Apologies for the length of the post. I just have to get it all down! Please don’t feel obliged to reply or read through.
 

karaokePete

Registered User
Jul 23, 2017
6,606
0
N Ireland
Hello @Wendywood, you are welcome here and I hope you find the forum to be a friendly and supportive place.

You have quite a lot going on there but one thing that jumps out is that safety is, or may become, an issue and because of this the time may have come when what is needed trumps what is wanted.

Others here may have differing opinions but I think it's time for a care needs assessment and here's a handy link to take you to the appropriate Society Factsheet https://www.alzheimers.org.uk/get-support/legal-financial/assessment-care-support-england
https://www.alzheimers.org.uk/media/8211

There is no need to say sorry for the long post as everyone here will recognise and understand the situation. Please keep posting.
 

nellbelles

Volunteer Host
Nov 6, 2008
9,852
0
leicester
Hello @Wendywood and welcome to TP but sorry that such difficult circumstances have brought you here.
Maybe the time has come to involve SS, the first step possibly should be a needs assessment for MIL as it sounds as if the situation is proving difficult for you and the family to see a way to help MIL stay safe
I have enclosed the link to the Alzheimer’s society’s fact sheets if you would like to have more information
https://www.alzheimers.org.uk/get-s...9.1282197276.1537783722-1370286491.1335957541
 

Wendywood

Registered User
Oct 22, 2018
21
0
We involved SS a few weeks ago after the first bout of wondering - a social worker came to do an assessment - said she’s benefit from some care visits which we have put in place - sent us the name of a couple of private care agencies and then discharged her.
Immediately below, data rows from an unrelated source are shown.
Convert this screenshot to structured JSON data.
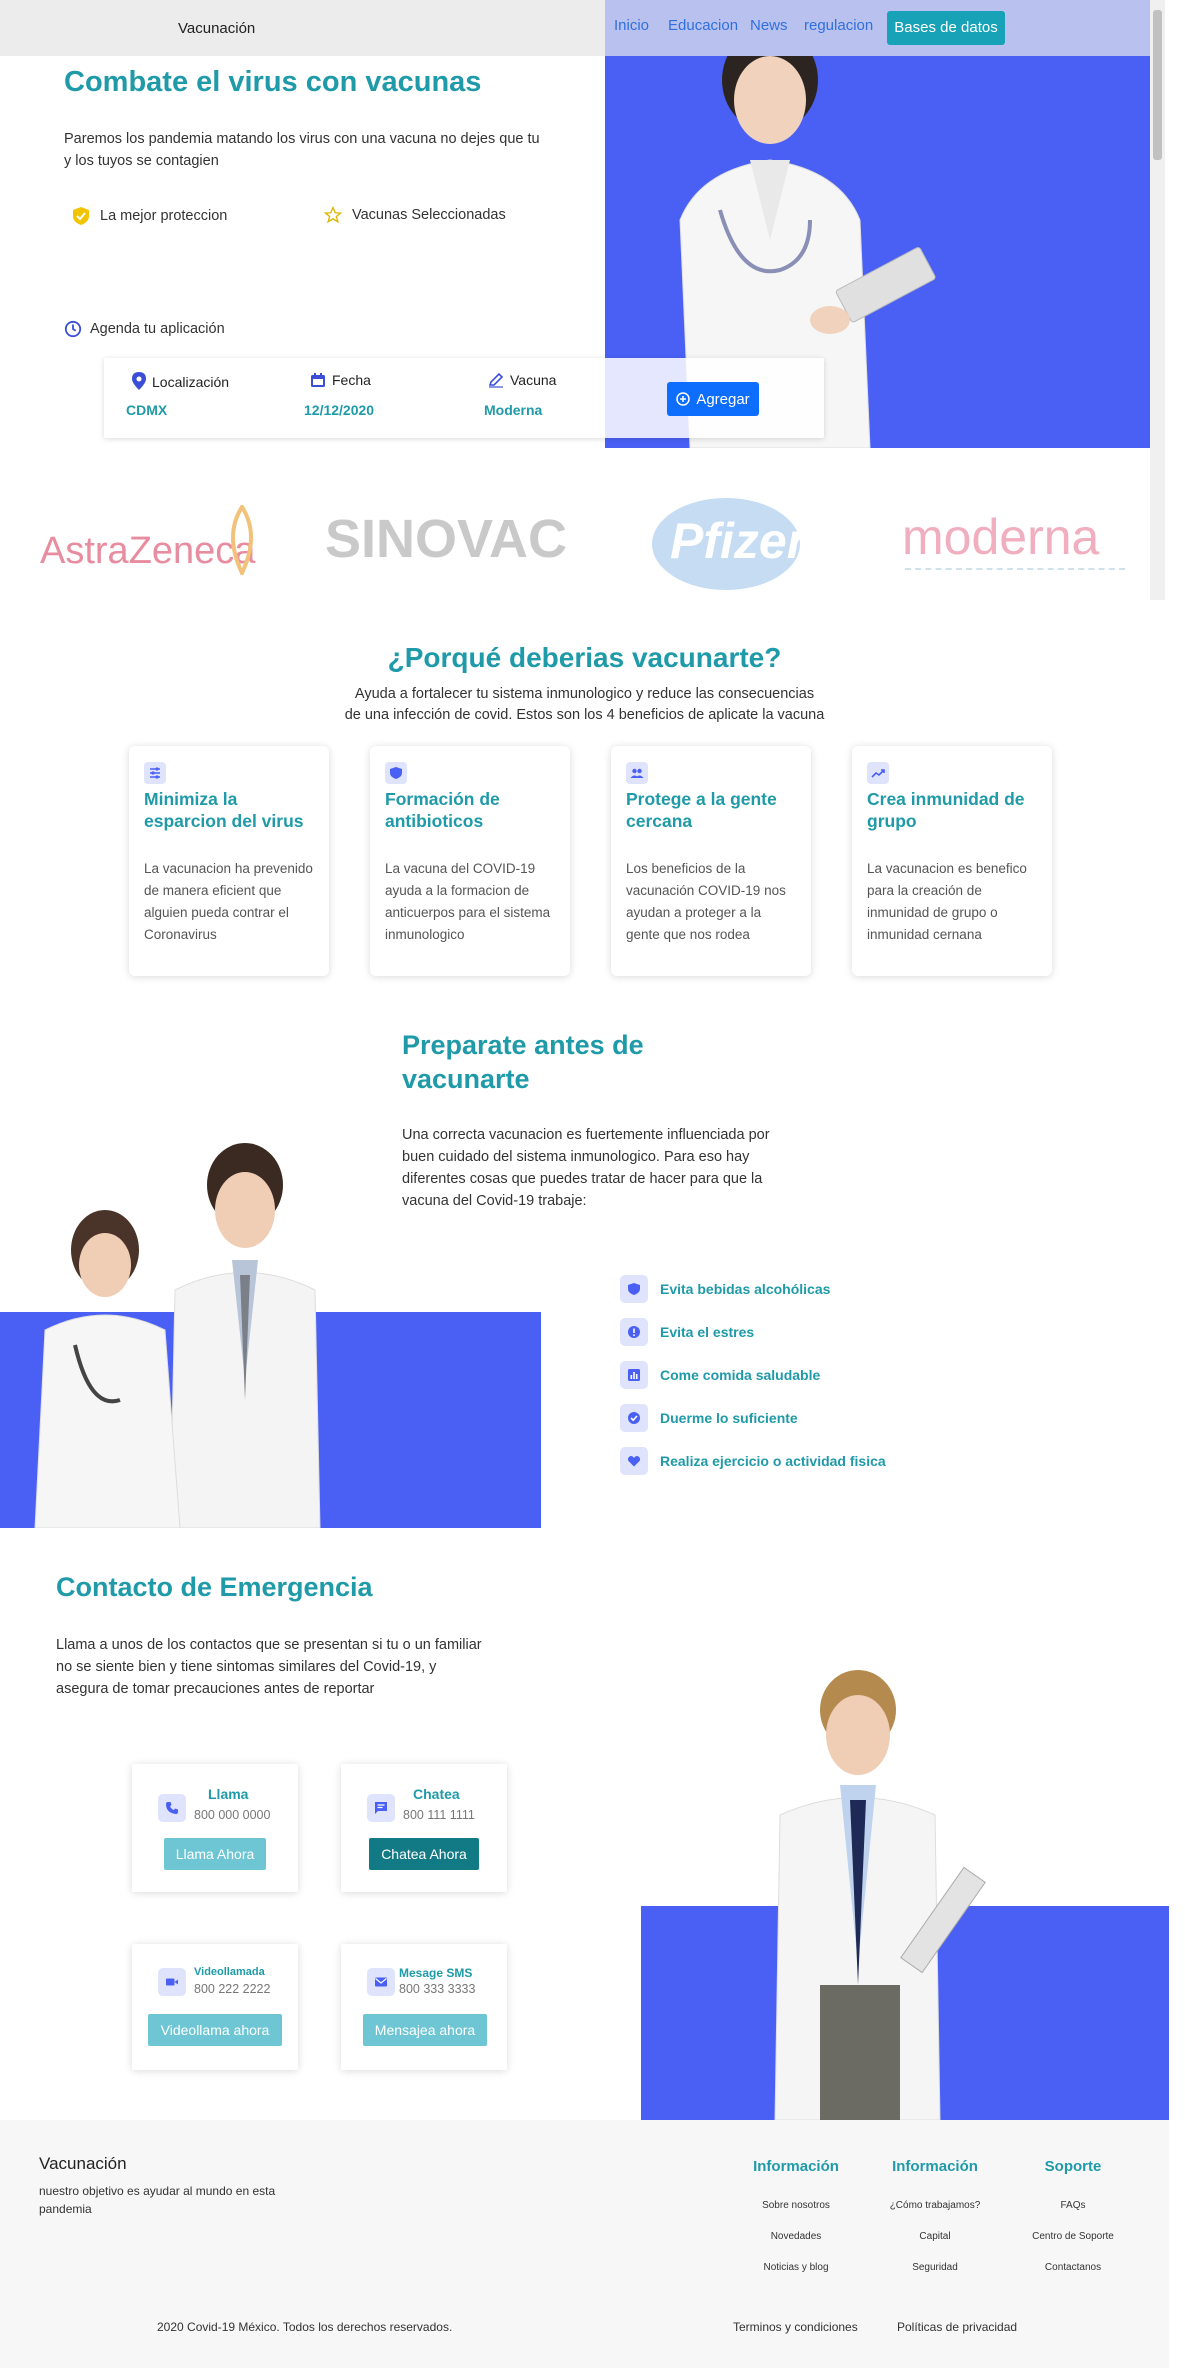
{
  "nav": {
    "brand": "Vacunación",
    "links": [
      "Inicio",
      "Educacion",
      "News",
      "regulacion"
    ],
    "db_button": "Bases de datos"
  },
  "hero": {
    "title": "Combate el virus con vacunas",
    "subtitle": "Paremos los pandemia matando los virus con una vacuna no dejes que tu y los tuyos se contagien",
    "features": [
      "La mejor proteccion",
      "Vacunas Seleccionadas"
    ],
    "agenda": "Agenda tu aplicación",
    "booking": {
      "location_label": "Localización",
      "location_value": "CDMX",
      "date_label": "Fecha",
      "date_value": "12/12/2020",
      "vaccine_label": "Vacuna",
      "vaccine_value": "Moderna",
      "add_button": "Agregar"
    },
    "logos": [
      "AstraZeneca",
      "SINOVAC",
      "Pfizer",
      "moderna"
    ]
  },
  "benefits": {
    "title": "¿Porqué deberias vacunarte?",
    "subtitle_1": "Ayuda a fortalecer tu sistema inmunologico y reduce las consecuencias",
    "subtitle_2": "de una infección de covid. Estos son los 4 beneficios de aplicate la vacuna",
    "cards": [
      {
        "title": "Minimiza la esparcion del virus",
        "text": "La vacunacion ha prevenido de manera eficient que alguien pueda contrar el Coronavirus"
      },
      {
        "title": "Formación de antibioticos",
        "text": "La vacuna del COVID-19 ayuda a la formacion de anticuerpos para el sistema inmunologico"
      },
      {
        "title": "Protege a la gente cercana",
        "text": "Los beneficios de la vacunación COVID-19 nos ayudan a proteger a la gente que nos rodea"
      },
      {
        "title": "Crea inmunidad de grupo",
        "text": "La vacunacion es benefico para la creación de inmunidad de grupo o inmunidad cernana"
      }
    ]
  },
  "prepare": {
    "title": "Preparate antes de vacunarte",
    "text": "Una correcta vacunacion es fuertemente influenciada por buen cuidado del sistema inmunologico. Para eso hay diferentes cosas que puedes tratar de hacer para que la vacuna del Covid-19 trabaje:",
    "tips": [
      "Evita bebidas alcohólicas",
      "Evita el estres",
      "Come comida saludable",
      "Duerme lo suficiente",
      "Realiza ejercicio o actividad fisica"
    ]
  },
  "contact": {
    "title": "Contacto de Emergencia",
    "text": "Llama a unos de los contactos que se presentan si tu o un familiar no se siente bien y tiene sintomas similares del Covid-19, y asegura de tomar precauciones antes de reportar",
    "cards": [
      {
        "title": "Llama",
        "number": "800 000 0000",
        "button": "Llama Ahora"
      },
      {
        "title": "Chatea",
        "number": "800 111 1111",
        "button": "Chatea Ahora"
      },
      {
        "title": "Videollamada",
        "number": "800 222 2222",
        "button": "Videollama ahora"
      },
      {
        "title": "Mesage SMS",
        "number": "800 333 3333",
        "button": "Mensajea ahora"
      }
    ]
  },
  "footer": {
    "brand": "Vacunación",
    "tagline": "nuestro objetivo es ayudar al mundo en esta pandemia",
    "columns": [
      {
        "title": "Información",
        "links": [
          "Sobre nosotros",
          "Novedades",
          "Noticias y blog"
        ]
      },
      {
        "title": "Información",
        "links": [
          "¿Cómo trabajamos?",
          "Capital",
          "Seguridad"
        ]
      },
      {
        "title": "Soporte",
        "links": [
          "FAQs",
          "Centro de Soporte",
          "Contactanos"
        ]
      }
    ],
    "copyright": "2020 Covid-19 México. Todos los derechos reservados.",
    "terms": "Terminos y condiciones",
    "privacy": "Políticas de privacidad"
  },
  "colors": {
    "teal": "#1f9aa8",
    "blue": "#4a60f5",
    "primary": "#0d6efd",
    "info": "#17a2b8"
  }
}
Said that she seemed to be getting herself out of dangerous situations by getting helps so that was a positive. We have received no further support whatsoever. When we had her first crisis with no care plan in place the GP actually said to me - we are not here to provide a babysitting service for your family. we deal with medical matters. Heartless, ignorant and unhelpful are the 3 words which sum it up.
 

nellbelles

Volunteer Host
Nov 6, 2008
9,852
0
leicester
I personally found SS very unhelpful until I found a local carers support group who were able to supply an advocate to support us, have you googled carer support or carer groups in your area, these people have the right turn of phase to get things done..
Also the Alzheimer’s society has a valuable resource in its helpline that you may find very useful
https://www.alzheimers.org.uk/get-s...5.1282197276.1537783722-1370286491.1335957541
 

Wendywood

Registered User
Oct 22, 2018
21
0
Thanks for the advice. I will followthe advice to find a local careers group and will also update the SS on new at risk behaviours since the initial assessment. She is being seen this morning for an asssessment by a local organisation called Shared Lives who provide amongst other things companionship support inn3 hour blocks. The problem is that none of these options will protect her against her self if she goes wondering - if she is busy throughout the day does the risk of wondering then decrease I wonder?
 

marionq

Registered User
Apr 24, 2013
6,449
0
Scotland
Could you suggest a short break for her in a “hotel” which is actually a care home to see if she takes to the company provided and the activities. You could suggest to her she might be able to help with some of the older people by chatting to them or going for short walks in the garden.
 

Wendywood

Registered User
Oct 22, 2018
21
0
Could you suggest a short break for her in a “hotel” which is actually a care home to see if she takes to the company provided and the activities. You could suggest to her she might be able to help with some of the older people by chatting to them or going for short walks in the garden.
Good idea. I assume she could be taken out of the care home by her current helper and family of course for dog walks etc?
 

marionq

Registered User
Apr 24, 2013
6,449
0
Scotland
I don't see why not. Make some enquiries locally to see what is available. You're going to need this soon by the sound of it.